Desire (attachment/fixation/craving) is - along with aversion (fear/hatred/revulsion) and ignorance (wrong view/cloudiness/dullness) - one of the Three Poisons: the three general expressions of delusion within which we are all habitually enmeshed. It is often mistakenly believed that Buddhist practice is meant to make us desireless. But, in fact, the Buddha spoke of wholesome vs. unwholesome desires, and how to arrive at a true happiness.
In this talk, Meido Roshi counsels us to bring the clarity arising from our practice to bear on those moments when fierce fixation or desire arise. If we do so, we may be able to discern some habitual patterns and life experiences giving rise to such fixations, and to understand how the seemingly desired objects/situations/persons are, in fact, not at the root of the issue at all. This is a kind of therapeutic approach that we can each apply for ourselves.

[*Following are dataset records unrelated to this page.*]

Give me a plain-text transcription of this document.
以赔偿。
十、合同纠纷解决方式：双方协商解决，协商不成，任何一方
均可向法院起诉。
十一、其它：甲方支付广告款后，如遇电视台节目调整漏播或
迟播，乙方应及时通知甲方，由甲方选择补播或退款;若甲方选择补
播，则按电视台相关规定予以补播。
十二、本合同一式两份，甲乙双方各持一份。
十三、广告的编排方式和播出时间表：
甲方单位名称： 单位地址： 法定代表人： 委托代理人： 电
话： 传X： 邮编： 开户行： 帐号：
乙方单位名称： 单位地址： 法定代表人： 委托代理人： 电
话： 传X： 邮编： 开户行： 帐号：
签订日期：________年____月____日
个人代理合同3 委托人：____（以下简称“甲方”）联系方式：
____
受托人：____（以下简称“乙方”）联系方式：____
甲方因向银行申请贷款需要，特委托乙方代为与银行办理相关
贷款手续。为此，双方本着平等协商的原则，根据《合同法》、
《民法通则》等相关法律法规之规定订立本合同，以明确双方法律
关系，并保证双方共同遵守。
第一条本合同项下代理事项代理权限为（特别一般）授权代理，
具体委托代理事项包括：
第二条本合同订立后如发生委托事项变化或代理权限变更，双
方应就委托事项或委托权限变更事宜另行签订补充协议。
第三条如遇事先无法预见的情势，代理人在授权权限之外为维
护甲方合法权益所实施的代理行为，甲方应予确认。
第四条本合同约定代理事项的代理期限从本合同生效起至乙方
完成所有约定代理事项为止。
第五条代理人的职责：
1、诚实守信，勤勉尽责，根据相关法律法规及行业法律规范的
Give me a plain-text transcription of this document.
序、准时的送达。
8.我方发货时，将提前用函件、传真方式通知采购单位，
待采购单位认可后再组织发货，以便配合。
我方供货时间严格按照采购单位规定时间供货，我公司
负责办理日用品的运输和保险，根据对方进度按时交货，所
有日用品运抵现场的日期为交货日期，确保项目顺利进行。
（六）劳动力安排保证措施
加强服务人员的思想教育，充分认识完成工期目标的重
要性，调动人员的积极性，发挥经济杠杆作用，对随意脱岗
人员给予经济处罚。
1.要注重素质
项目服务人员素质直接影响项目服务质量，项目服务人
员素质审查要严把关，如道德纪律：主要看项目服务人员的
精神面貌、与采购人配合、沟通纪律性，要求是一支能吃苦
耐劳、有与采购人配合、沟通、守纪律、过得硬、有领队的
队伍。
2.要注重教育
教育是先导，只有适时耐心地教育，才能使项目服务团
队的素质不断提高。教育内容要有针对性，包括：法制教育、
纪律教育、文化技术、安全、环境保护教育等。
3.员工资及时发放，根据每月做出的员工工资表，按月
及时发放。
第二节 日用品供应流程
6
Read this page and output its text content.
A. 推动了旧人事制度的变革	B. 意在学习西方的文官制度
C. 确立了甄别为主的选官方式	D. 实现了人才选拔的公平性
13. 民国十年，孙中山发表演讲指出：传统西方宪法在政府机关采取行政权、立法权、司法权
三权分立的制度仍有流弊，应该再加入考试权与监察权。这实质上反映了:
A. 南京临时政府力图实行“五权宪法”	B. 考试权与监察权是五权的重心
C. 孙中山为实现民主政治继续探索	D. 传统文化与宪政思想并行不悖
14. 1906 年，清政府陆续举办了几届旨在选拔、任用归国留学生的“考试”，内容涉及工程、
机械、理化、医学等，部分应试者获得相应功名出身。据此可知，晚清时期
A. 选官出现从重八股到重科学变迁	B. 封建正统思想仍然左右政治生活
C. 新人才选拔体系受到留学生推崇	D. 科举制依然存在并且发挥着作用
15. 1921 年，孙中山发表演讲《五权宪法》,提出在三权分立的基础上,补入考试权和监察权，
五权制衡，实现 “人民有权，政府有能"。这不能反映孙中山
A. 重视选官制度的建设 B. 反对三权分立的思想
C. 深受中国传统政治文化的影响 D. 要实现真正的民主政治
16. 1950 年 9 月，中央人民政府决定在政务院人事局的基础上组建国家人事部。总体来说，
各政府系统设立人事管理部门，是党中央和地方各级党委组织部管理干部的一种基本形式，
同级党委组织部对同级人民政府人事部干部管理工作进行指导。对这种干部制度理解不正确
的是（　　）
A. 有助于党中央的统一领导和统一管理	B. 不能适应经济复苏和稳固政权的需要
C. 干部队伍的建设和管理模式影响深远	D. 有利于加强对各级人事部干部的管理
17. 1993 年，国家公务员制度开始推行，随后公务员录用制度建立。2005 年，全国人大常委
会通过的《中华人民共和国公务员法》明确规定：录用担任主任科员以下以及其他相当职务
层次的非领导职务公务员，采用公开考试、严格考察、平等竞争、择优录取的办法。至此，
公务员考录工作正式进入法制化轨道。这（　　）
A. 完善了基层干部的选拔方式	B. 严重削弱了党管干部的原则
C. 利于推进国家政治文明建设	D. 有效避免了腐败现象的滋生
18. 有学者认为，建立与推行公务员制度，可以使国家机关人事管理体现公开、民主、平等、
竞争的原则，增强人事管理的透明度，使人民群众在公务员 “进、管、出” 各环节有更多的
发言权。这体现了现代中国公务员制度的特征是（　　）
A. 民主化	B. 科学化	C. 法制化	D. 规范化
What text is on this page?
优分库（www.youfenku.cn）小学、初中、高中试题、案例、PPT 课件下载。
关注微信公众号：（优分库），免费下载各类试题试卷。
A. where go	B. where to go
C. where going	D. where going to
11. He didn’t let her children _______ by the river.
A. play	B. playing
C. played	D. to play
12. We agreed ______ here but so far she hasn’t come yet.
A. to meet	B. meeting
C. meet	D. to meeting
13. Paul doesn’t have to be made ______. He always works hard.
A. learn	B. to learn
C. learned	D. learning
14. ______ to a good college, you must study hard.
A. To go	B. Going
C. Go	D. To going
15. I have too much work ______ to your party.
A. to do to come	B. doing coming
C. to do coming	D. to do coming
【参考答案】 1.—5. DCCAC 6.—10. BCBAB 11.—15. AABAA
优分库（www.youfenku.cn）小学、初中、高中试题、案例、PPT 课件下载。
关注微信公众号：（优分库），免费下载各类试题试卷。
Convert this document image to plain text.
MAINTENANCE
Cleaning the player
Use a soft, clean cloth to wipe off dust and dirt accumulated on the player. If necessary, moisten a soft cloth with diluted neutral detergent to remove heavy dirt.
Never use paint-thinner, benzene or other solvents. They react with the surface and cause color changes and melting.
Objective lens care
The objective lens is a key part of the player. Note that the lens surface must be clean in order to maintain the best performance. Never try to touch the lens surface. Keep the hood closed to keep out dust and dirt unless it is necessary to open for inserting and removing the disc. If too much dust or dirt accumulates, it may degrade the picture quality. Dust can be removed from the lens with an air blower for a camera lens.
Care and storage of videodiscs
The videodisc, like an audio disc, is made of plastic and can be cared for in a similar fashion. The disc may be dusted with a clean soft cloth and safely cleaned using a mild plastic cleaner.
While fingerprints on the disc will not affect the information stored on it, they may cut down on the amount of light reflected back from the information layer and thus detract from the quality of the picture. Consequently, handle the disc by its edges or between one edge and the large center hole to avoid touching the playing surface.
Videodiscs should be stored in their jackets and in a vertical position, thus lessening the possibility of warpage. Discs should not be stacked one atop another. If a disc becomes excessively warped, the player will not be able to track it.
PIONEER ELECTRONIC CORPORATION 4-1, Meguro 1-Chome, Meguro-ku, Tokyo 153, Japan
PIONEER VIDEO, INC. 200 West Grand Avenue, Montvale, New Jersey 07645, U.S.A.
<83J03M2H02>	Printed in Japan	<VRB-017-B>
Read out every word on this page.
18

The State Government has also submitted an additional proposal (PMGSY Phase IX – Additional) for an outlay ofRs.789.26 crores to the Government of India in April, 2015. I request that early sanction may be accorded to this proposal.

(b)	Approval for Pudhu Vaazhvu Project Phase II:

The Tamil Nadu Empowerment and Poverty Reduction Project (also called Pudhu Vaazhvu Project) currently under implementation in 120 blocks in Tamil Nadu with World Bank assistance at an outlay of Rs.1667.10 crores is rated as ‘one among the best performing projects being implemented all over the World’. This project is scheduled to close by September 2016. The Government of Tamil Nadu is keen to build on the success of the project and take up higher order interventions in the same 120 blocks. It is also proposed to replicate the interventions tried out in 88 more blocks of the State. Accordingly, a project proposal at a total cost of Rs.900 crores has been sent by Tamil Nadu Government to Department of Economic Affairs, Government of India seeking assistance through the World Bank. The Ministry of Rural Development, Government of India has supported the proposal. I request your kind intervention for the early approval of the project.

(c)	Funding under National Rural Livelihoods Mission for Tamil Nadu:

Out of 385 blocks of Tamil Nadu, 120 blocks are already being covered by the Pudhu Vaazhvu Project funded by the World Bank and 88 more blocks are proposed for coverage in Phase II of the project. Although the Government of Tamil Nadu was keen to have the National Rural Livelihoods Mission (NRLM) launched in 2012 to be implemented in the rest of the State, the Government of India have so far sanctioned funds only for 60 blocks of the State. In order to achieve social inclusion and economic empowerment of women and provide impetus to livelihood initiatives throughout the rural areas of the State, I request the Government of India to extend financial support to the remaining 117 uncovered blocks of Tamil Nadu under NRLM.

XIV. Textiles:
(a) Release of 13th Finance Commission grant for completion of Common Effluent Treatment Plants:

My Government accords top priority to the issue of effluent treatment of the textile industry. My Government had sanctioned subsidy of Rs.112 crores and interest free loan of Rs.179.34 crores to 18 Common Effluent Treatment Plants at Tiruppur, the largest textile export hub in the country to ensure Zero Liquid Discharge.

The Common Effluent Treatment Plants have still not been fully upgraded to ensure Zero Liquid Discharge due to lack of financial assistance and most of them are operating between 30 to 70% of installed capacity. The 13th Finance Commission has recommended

Looking more deeply, though, we can eventually discern that the root of attachment - and all delusion - lies beyond what therapy can reach. This root is, in fact, intrinsic to our existence. It is our Zen practice, the practice of Buddhadharma, that can ultimately help us to cut the root of the Three Poisons. Grasping the truth of our natureless nature, realizing our boundlessness, we will see how ludicrous it is to compulsively desire or fear anything. Giving rise to great desires like those expressed in the Four Vows, we can arrive at genuine satisfaction. In this way, desire is itself an expression of, and a pathway to, the Dharma.